Quelle que soit l'aspect spectaculaire que les médias ont voulu donner à cette parenthèse politique, la primaire citoyenne organisée par le parti socialiste, au-delà du résultat que nous connaitrons ce soir, n'est en aucun cas une nouveauté dans la politique, un changement dans la façon de faire de la politique mais, tout au plus, une modification infime d'une tradition des partis politiques y consistait à faire désigner ces candidats aux élections par une commission interne. Alors certes, on se doit de saluer ce changement, mais on se doit aussi d'en souligner les limites, notamment l'absence de citoyens lambda au cours des débats, l'absence de neutralité des autres partis politiques dans le déroulement du processus, etc.

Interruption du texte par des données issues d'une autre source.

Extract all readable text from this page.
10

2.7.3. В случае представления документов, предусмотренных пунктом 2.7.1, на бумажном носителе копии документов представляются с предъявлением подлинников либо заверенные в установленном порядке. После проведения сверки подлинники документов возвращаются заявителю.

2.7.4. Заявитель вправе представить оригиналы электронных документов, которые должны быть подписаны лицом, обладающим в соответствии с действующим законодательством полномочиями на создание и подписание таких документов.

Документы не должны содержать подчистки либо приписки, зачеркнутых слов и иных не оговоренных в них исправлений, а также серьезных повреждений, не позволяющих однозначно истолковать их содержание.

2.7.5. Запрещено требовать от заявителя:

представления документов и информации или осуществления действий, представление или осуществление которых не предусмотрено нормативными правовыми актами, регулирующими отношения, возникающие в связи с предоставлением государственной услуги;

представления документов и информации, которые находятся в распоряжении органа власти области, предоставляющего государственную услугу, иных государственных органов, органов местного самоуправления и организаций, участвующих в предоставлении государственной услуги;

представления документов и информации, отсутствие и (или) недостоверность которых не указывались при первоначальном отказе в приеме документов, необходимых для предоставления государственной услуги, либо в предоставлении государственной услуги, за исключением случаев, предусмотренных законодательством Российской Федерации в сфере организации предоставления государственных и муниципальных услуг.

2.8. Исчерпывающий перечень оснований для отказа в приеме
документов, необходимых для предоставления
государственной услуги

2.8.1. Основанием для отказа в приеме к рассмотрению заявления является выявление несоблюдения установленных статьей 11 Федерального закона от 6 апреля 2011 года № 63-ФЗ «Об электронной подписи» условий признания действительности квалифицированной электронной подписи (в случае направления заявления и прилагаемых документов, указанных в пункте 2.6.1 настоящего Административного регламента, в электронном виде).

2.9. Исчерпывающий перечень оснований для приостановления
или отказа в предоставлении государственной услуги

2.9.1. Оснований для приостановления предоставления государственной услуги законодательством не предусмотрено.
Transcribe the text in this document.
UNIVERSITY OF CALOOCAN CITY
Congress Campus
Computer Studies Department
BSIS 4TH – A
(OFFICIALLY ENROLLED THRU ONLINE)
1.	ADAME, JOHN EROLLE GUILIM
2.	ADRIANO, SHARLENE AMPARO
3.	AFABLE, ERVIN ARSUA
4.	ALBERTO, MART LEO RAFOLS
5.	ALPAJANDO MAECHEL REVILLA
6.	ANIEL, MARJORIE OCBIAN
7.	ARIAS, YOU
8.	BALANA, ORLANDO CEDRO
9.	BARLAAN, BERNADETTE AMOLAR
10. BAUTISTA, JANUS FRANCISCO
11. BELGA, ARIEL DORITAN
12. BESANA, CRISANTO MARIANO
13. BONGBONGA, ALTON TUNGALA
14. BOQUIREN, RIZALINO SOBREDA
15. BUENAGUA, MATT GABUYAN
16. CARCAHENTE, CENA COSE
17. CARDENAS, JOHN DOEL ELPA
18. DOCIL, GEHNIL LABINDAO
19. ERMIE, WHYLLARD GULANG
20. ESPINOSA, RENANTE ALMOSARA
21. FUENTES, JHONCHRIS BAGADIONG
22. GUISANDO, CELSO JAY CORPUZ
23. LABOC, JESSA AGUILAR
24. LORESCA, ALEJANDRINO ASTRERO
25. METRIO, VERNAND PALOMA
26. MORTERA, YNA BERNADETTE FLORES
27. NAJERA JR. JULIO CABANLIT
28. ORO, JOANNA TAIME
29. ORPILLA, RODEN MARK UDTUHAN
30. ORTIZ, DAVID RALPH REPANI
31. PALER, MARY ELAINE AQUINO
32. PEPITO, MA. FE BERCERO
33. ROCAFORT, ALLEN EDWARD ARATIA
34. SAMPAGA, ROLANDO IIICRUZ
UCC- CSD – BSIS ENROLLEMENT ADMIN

Si on se réfère au projet initial d'organisation de la primaire, les débats avaient pour but de permettre une interaction entre les citoyens et les candidats, d'échanger des suggestions sur le programme de chacun, d'enrichir ainsi le programme du parti socialiste.
Or, le grand absent de tous les débats télévisés aura été le citoyen lambda. il n'a été en aucun cas question des améliorations qu'il souhaite apporter au programme socialiste, des suggestions qu'il a affaire pour améliorer ce programme. Vous conviendrez que pour une primaire qui se qualifiait de citoyenne, la mise à l'écart du citoyen et de sa parole est une grave erreur.
Un autre grand absent de cette primaire aura été le débat contradictoire entre les candidats.
Mis à part la dernière partie du second débat qui a donné lieu à un véritable débat contradictoire entre les candidats, l'ensemble des quatre débats télévisés n'aura été qu'une très longue interrogation orale des différents candidats par le système médiatique.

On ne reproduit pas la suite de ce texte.